Disaster Recovery (DR) Powered by Continuous Data Protection (CDP)

In Disaster Recovery (DR), two critical factors are minimizing downtime and preventing data loss. These are measured by RTO (Recovery Time Objective), which defines how quickly operations can resume, and RPO (Recovery Point Objective), which measures the volume of data that could be lost.
Backups are necessary for any IT environment, but they must be complemented by a Disaster Recovery solution to meet more strict RPO and RTO recovery demands for critical applications and data, bypassing the backup window. Even newer mechanisms present in backup solutions, such as instant recovery, cannot meet strict Disaster Recovery´s RPO and RTO demands.
As a reference, the following table compares the RPO, RTO, and SLA of various data recovery mechanisms, including recovery from image-level backups and failover replicas.

Continuous Data Protection (CDP)
Continuous Data Protection is the first-choice technology that achieves RPOs in seconds (near-zero RPO) and low RTOs.
CDP works by continuously capturing and monitoring data changes in real-time, including any data written, in the client’s production site (tenant) and automatically replicating every data version to a recovery site or cloud; the write-order fidelity of all the block-level changes is maintained.
It stores these changes in a journal. If restoration is required at a specific time, the journal’s changes can be reverted to that point in time.
Continuous Data Protection also does not limit the physical distance between the tenant production and recovery environments; the main requirements are minimum guaranteed bandwidth and controlled latency.
It is essential to know that CDP is not equal to hypervisor-based asynchronous replication, like Veeam Replication and VMware vSphere Replication, or even near-sync snapshot-based replication, which is present in some HCI systems like Nutanix.
The main difference is that the CDP uses APIs to capture and log every I/O in real-time. When deployed in VMware environments, most CDP solutions integrate with VSphere APIs for the IO Filtering (VAIO) framework.

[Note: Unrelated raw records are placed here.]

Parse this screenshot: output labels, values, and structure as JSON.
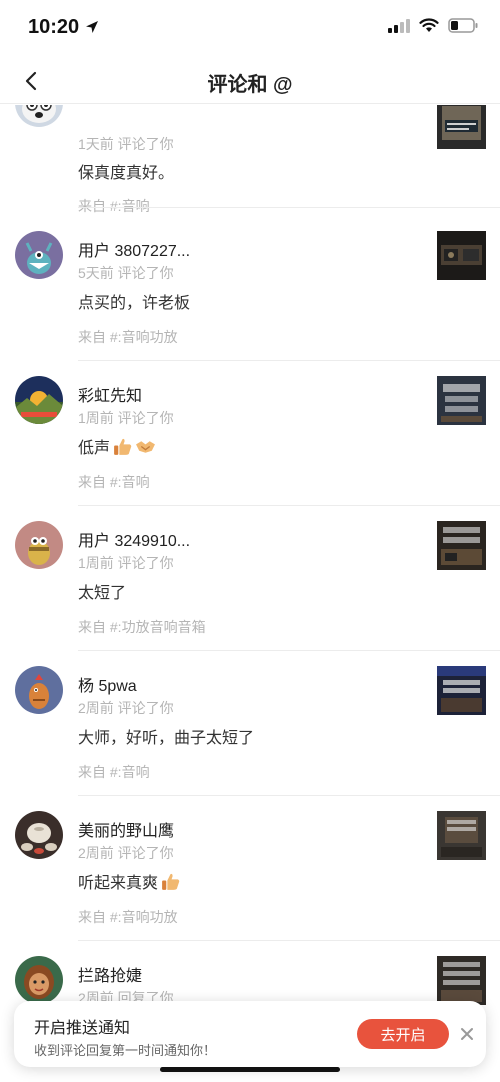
{
  "status_bar": {
    "time": "10:20"
  },
  "nav": {
    "title": "评论和 @"
  },
  "items": [
    {
      "username": "",
      "meta": "1天前 评论了你",
      "comment": "保真度真好。",
      "source": "来自 #:音响"
    },
    {
      "username": "用户 3807227...",
      "meta": "5天前 评论了你",
      "comment": "点买的，许老板",
      "source": "来自 #:音响功放"
    },
    {
      "username": "彩虹先知",
      "meta": "1周前 评论了你",
      "comment": "低声",
      "comment_emojis": [
        "thumbs-up-emoji",
        "handshake-emoji"
      ],
      "source": "来自 #:音响"
    },
    {
      "username": "用户 3249910...",
      "meta": "1周前 评论了你",
      "comment": "太短了",
      "source": "来自 #:功放音响音箱"
    },
    {
      "username": "杨 5pwa",
      "meta": "2周前 评论了你",
      "comment": "大师，好听，曲子太短了",
      "source": "来自 #:音响"
    },
    {
      "username": "美丽的野山鹰",
      "meta": "2周前 评论了你",
      "comment": "听起来真爽",
      "comment_emojis": [
        "thumbs-up-emoji"
      ],
      "source": "来自 #:音响功放"
    },
    {
      "username": "拦路抢婕",
      "meta": "2周前 回复了你",
      "comment": "",
      "source": ""
    }
  ],
  "toast": {
    "title": "开启推送通知",
    "subtitle": "收到评论回复第一时间通知你！",
    "button": "去开启"
  },
  "colors": {
    "accent": "#e8533d",
    "muted_text": "#b5b5b5"
  }
}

On the other hand, in asynchronous and near-sync replication, the data capture frequency is not continuous; the data is captured and replicated in short intervals by crash-consistent or app-consistent snapshots.
Asynchronous Replication
When you take snapshots of multiple VMs simultaneously, each VM requires a certain amount of time to capture the state of its disk, memory, and configuration. If the snapshots are taken in parallel, this can delay completing the snapshot process for all VMs.
The time it takes to process each snapshot, read the data, replicate it, and commit snapshots, especially for VMs with extensive data change rates, can result in a longer replication cycle.
Due to this, vDisk-based snapshot frequency is traditionally restricted to intervals no shorter than 15 minutes. This interval ensures the replication process has enough time to capture and synchronize changes to the source data, reducing the risk of inconsistencies or corruption during the replication process.
Below is Veeam’s asynchronous replication architecture for VMware Vsphere.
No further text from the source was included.